Abierto el diálogo de mis entrañas: Una de las piezas que conforma mi ansiedad es el “miedo al futuro¨. Se impone, pero en realidad soy yo entregándole mis pensamientos intrusivos. Él los proyecta en una nube ficticia de desgracias. Busco nobleza con mis latidos acelerados, el ahogamiento de lo inexplicable y las sensaciones de mi muerte inmediata, repentina. Al final no sucede nada, a manera de regresar a la calma hundo el dedo índice en las aguas turbulentas y todo pasa. Se concreta una película de suspenso que ha visto la salida al final del túnel en la última escena.
Trabajo con la desilusión. Espero más de lo que ofrezco, espero de los míos lo que yo daría, siempre lo mejor. Termino despidiendo con resignación todo aquello que no llegó, lo que no recibí. Busco convencerme de alegrarme por lo que dí en una forma de consuelo y como remuneración, pero hacerlo me sabe a “no me quieren, estoy sola”.
Otra parte que flota en un umbral obsesivo es el “miedo al fracaso”. Terminar los días en una vida vacía, sin dirección, sin un propósito claro, sin amor, sin dinero, sin felicidad, sin salud. De ahí se desdobla otro de mis miedos, el “no puedo”, aunque sepa que tengo la inteligencia y las capacidades para hacer cualquier cosa.

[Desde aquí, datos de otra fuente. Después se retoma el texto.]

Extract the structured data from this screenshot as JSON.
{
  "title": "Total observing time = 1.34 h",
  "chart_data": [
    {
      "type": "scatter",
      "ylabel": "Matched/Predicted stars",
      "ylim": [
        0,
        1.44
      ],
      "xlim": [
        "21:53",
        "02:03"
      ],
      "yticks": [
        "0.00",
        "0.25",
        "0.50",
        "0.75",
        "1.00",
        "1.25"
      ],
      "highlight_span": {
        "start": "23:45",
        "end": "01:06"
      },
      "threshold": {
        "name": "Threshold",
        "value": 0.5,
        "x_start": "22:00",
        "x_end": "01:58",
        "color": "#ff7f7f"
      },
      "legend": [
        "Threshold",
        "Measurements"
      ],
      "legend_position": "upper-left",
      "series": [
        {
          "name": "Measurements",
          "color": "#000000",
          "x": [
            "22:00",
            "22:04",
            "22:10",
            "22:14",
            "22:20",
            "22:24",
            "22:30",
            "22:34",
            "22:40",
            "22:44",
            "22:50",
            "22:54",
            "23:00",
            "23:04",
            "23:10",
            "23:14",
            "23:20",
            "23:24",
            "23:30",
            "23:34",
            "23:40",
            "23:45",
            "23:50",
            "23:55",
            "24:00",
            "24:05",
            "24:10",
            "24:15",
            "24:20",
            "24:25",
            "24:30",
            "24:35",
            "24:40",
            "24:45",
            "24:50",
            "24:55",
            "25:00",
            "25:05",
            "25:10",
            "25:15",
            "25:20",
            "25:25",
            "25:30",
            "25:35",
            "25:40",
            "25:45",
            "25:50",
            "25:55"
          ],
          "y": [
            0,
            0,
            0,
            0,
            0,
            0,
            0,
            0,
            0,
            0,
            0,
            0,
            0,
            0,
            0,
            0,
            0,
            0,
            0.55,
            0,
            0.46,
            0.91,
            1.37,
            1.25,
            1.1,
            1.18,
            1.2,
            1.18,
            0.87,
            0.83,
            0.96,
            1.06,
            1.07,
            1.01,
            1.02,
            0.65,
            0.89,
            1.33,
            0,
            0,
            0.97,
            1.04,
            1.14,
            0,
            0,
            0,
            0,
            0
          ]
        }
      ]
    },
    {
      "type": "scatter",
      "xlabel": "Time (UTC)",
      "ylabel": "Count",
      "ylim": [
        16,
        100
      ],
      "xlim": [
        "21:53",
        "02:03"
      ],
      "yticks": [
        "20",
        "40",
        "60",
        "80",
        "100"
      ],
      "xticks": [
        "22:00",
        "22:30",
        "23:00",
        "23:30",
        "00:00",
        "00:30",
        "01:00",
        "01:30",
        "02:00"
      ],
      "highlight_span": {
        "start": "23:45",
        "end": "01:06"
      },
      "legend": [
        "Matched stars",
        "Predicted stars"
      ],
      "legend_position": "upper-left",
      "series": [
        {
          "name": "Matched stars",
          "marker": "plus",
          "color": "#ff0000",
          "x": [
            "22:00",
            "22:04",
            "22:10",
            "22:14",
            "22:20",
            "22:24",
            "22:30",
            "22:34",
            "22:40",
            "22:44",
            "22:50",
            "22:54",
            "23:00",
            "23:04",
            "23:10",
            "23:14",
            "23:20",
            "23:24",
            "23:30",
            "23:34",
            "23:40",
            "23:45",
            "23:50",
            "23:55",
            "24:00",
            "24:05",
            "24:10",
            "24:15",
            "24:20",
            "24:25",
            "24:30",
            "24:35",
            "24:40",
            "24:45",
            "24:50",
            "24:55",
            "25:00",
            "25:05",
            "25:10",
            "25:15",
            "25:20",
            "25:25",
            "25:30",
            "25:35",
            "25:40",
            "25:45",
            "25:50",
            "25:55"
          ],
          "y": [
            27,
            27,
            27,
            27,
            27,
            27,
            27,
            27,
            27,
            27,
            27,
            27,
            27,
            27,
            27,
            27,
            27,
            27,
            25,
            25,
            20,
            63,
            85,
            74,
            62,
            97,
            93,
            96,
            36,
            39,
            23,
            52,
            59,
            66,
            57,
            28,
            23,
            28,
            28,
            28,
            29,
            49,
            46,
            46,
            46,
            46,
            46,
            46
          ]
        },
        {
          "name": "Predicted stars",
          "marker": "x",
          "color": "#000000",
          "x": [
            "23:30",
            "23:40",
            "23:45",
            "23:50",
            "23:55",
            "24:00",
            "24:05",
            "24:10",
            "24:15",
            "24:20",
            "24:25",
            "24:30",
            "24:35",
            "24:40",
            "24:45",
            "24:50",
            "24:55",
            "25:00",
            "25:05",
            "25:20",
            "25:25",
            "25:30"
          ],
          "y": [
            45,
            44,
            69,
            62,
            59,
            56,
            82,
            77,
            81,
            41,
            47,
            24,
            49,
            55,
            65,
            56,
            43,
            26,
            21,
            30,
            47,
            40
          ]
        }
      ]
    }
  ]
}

Podría alargar la lista de mis restricciones más personales, pero he señalado las que me provocan más ruido mental, más imposibilidad física, más barreras en el entorno familiar, social y laboral. Todas las que me han tenido en una especie de sometimiento que a veces me hace creer que este mundo y su experiencia se trata de una “cárcel del miedo”, una sustancia inyectada en la memoria del ADN, un trauma en el subconsciente, un arraigo que va mutando de generación en generación dentro del núcleo donde naces, te programan y tienes muertes emocionales constantes.
Pienso que quizás, el día en que cuente de nuevo mi historia será sobre la cúspide de la resiliencia, sino absoluta, muy significativa.